How to fix the NBA Draft in one simple step

Every year, the league puts on a Very Stern Face (no pun intended, Adam) to decry a problem entirely of its own making, sparking countless proposals to modify various elements of roster usage, game play and draft procedure peppered with countless thinkpieces (like this one) of what should be done to address teams taking advantage of baked-in benefits for losing games.
The solution - if there is one - for helping bad teams get better in a league where certain cities arguably hold (or at least held) competitive advantages over smaller, less cosmopolitan (or progressive in their tax regimes) cities needs to address not only that imbalance, but also the gaming-of-the-system teams inevitably try to use to their maximum benefit.
It's spawned the recently-adopted tweaks that flattened the odds for the league's very worst teams, making it less advantageous to outright gut a team's roster, but until we see at least a full season, there's no guarantee it will change things much. It has managed to ramp up the tankathon this season, however, in anticipation next year's top picks being more difficult to land, ironically creating a magnification of what it sought to ameliorate despite the absence of any positive data and the prospect of such most of a year off at earliest.
So, in light of that, what I am about to propose may be moot - the league may have already "solved" what some analysts don't even believe to be an issue.

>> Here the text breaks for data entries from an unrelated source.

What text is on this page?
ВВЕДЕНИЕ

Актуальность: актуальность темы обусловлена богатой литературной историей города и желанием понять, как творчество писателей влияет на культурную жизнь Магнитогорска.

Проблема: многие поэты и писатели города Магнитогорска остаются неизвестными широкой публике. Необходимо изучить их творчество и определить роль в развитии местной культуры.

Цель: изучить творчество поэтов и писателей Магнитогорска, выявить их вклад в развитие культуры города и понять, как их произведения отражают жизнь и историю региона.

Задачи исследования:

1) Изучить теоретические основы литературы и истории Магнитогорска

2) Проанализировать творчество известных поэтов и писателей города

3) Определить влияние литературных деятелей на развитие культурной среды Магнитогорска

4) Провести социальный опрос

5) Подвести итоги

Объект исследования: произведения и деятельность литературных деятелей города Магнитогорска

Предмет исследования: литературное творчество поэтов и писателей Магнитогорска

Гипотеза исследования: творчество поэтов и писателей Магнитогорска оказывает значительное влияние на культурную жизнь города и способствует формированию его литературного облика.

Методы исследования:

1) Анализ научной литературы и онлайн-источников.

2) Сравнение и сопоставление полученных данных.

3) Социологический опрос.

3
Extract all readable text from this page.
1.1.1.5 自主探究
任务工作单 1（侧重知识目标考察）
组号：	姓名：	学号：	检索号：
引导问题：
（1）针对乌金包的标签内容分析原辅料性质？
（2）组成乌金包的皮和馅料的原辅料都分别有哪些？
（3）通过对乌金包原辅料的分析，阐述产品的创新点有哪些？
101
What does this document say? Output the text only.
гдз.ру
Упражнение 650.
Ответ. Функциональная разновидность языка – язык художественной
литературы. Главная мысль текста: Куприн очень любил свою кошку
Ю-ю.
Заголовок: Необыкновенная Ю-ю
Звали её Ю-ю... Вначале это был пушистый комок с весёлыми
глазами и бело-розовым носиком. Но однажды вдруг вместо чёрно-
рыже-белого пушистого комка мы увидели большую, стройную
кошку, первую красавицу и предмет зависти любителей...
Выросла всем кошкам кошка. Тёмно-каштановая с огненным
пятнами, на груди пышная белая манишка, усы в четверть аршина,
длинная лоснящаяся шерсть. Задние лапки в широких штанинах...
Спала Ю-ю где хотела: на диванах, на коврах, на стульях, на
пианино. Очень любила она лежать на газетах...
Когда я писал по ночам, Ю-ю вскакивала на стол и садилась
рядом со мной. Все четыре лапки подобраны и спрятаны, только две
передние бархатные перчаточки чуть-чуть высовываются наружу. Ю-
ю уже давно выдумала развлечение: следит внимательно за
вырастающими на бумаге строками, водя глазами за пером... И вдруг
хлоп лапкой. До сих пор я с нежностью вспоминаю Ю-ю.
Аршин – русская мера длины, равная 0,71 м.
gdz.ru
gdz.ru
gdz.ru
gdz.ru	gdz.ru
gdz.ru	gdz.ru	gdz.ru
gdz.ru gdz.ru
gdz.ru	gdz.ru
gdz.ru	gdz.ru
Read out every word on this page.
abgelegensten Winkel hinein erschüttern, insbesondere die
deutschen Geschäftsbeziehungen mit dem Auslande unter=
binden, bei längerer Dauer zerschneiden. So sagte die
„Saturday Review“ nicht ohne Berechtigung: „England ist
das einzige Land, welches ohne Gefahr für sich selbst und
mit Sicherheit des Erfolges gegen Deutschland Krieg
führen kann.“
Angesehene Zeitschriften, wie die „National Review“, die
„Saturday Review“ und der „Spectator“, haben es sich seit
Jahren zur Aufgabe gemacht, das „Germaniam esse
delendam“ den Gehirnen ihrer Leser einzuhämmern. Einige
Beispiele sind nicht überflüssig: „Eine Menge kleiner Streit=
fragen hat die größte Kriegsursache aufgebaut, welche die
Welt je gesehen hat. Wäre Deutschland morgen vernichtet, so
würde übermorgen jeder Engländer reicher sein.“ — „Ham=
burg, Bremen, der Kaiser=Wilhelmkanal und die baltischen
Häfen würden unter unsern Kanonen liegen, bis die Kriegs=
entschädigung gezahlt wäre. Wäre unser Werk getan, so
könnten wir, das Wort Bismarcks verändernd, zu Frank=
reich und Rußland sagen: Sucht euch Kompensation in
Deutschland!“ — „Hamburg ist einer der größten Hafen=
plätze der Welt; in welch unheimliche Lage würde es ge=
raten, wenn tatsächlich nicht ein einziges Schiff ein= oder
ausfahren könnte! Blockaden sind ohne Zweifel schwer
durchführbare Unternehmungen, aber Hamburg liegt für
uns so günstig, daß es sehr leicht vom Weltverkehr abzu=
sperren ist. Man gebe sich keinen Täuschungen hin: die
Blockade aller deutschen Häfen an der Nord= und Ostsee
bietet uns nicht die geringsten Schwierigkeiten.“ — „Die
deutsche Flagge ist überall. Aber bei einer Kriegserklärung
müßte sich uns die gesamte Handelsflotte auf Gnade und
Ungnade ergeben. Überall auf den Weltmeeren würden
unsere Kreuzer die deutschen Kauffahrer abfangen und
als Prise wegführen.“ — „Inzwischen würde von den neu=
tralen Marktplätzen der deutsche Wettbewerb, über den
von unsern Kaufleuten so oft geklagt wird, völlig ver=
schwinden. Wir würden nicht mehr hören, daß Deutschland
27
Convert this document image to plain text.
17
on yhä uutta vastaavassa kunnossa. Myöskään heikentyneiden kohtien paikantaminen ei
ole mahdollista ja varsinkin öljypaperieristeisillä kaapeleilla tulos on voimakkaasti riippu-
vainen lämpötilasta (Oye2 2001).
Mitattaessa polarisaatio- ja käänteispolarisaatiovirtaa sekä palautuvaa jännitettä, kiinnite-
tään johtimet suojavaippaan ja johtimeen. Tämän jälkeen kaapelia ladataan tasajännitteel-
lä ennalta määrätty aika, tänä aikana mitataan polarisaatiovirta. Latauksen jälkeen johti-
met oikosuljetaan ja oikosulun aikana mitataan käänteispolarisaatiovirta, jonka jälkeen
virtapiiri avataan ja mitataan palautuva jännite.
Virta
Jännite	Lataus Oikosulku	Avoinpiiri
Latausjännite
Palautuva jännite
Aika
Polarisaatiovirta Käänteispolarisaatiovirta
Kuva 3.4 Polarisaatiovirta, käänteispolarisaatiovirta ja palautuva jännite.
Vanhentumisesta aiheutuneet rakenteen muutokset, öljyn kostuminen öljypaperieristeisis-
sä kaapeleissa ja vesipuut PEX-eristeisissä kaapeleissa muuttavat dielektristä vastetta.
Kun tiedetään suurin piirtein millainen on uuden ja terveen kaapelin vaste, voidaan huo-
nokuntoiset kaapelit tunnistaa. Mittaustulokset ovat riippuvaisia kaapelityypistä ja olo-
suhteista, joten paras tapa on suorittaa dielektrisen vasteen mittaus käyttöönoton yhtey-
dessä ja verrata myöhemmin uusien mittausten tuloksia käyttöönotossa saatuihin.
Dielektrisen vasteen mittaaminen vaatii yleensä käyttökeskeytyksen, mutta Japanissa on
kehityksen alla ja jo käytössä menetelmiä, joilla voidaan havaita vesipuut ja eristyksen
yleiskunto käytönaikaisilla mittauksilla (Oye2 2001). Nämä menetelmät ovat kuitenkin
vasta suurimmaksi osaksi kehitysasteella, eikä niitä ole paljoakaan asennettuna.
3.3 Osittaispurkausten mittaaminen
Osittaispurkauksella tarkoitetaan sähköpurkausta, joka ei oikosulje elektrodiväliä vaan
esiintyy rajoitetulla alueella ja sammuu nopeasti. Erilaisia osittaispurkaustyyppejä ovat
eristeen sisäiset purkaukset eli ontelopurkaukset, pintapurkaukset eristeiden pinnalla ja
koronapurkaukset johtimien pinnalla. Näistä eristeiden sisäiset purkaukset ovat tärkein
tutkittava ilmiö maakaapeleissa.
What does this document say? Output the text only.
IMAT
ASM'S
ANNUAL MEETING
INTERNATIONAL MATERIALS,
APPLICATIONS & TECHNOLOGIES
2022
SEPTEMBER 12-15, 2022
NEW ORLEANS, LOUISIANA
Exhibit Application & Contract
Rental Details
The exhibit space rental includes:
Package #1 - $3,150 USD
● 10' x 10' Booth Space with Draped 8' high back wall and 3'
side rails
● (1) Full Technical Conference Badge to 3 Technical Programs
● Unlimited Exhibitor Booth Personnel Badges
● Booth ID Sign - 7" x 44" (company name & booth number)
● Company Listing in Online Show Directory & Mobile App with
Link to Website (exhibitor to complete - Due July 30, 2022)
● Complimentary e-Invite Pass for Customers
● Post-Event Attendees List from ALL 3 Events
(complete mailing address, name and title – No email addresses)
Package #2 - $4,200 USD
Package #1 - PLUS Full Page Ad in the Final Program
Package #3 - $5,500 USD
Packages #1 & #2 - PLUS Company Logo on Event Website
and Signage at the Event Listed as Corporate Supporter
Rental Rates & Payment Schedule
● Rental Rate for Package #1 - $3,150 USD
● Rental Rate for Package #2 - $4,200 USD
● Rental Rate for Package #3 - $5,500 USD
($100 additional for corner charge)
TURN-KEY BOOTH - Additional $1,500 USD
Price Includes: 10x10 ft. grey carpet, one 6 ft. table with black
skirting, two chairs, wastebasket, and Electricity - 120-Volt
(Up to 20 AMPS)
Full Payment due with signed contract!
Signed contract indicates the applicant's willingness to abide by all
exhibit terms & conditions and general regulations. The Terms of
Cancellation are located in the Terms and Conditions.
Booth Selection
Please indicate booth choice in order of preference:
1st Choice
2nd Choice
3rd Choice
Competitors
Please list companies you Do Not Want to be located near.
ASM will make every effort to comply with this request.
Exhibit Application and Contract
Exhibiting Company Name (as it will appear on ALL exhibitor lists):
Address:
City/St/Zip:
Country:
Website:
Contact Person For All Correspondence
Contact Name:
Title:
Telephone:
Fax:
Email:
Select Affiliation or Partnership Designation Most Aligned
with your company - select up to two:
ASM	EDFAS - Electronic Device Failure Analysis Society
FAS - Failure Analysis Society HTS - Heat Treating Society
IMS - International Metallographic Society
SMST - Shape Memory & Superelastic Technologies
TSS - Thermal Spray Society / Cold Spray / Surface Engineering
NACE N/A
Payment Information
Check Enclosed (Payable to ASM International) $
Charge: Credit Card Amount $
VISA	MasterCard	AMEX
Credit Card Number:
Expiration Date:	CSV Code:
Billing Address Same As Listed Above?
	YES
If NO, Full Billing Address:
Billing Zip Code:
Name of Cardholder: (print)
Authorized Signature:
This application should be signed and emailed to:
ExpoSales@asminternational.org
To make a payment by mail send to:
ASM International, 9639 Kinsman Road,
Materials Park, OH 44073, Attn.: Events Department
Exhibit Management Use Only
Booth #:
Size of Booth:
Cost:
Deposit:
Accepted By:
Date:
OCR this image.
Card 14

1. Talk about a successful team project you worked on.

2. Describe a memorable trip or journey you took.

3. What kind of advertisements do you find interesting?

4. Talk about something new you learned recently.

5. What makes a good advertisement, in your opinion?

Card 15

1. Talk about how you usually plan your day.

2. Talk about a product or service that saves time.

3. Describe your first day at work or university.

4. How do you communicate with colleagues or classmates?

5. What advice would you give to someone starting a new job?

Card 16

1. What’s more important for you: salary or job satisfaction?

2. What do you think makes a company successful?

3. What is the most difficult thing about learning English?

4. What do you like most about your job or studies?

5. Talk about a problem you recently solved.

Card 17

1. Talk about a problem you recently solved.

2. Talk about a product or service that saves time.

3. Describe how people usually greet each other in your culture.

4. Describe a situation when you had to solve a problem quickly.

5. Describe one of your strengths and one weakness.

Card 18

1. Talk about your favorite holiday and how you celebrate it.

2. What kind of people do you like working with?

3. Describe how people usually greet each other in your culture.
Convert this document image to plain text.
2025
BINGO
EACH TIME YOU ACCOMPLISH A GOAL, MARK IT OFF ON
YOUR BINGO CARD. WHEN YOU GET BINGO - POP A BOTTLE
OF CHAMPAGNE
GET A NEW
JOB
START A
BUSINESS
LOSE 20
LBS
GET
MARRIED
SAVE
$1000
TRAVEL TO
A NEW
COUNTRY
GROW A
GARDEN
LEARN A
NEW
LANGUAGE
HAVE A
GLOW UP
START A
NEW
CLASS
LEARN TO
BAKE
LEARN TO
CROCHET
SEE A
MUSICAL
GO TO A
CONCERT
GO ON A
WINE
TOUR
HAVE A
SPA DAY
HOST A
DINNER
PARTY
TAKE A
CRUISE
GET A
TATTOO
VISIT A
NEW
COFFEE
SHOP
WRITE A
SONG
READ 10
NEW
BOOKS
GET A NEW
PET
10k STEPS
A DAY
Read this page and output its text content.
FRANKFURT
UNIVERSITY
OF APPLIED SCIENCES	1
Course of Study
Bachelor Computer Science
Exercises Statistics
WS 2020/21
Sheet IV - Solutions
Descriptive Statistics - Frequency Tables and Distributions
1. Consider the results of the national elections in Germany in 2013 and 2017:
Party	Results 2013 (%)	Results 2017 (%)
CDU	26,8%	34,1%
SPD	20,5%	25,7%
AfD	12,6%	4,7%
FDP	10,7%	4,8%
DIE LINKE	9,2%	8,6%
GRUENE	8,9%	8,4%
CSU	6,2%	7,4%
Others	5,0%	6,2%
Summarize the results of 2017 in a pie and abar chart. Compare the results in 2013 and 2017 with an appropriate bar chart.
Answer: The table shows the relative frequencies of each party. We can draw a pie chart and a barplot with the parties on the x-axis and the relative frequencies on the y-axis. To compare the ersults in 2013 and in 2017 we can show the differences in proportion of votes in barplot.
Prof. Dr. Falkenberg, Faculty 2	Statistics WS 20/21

But it does suck watching utterly uncompetitive games between teams who have one or two starters even worthy of rotation minutes on an NBA-level squad, and I do want to see good basketball, whether the Boston Celtics are playing them or no.
My proposal is simple: eliminate the draft as we know it, and replace it with an eight-team selection, odd-number picks going to the worst teams by record (ties broken by reverse playoff tiebreakers), and the even-numbered picks to teams with the best records that did not make the playoffs (ties broken by regular playoff tiebreakers). The remaining teams pick based on record as the rest of the draft functions now.

That's it - nothing else.

Yes, it still rewards bad teams for losing. However - and this is the important part - it also greatly incentivizes that pool of non-playoff ready teams to win as many games as they can via the nearly-as-valuable odd-numbered picks. Teams on the cusp of a tanking decision will have not one but two incentives to push for excellence when, aiming for a run at the playoffs, they know that a narrow miss will still land them a powerful tool for rebuilding.
It'll also help small market teams that can't really afford long, multiple season stints of missing the playoffs and fielding bad teams. They can keep making runs at the postseason, and maybe even morph into a contender with good drafting and some luck. The dual nature and parsimoniousness of the process makes it difficult - if not impossible - to game, given "gaming" the system in both directions is not only acceptable, but the point.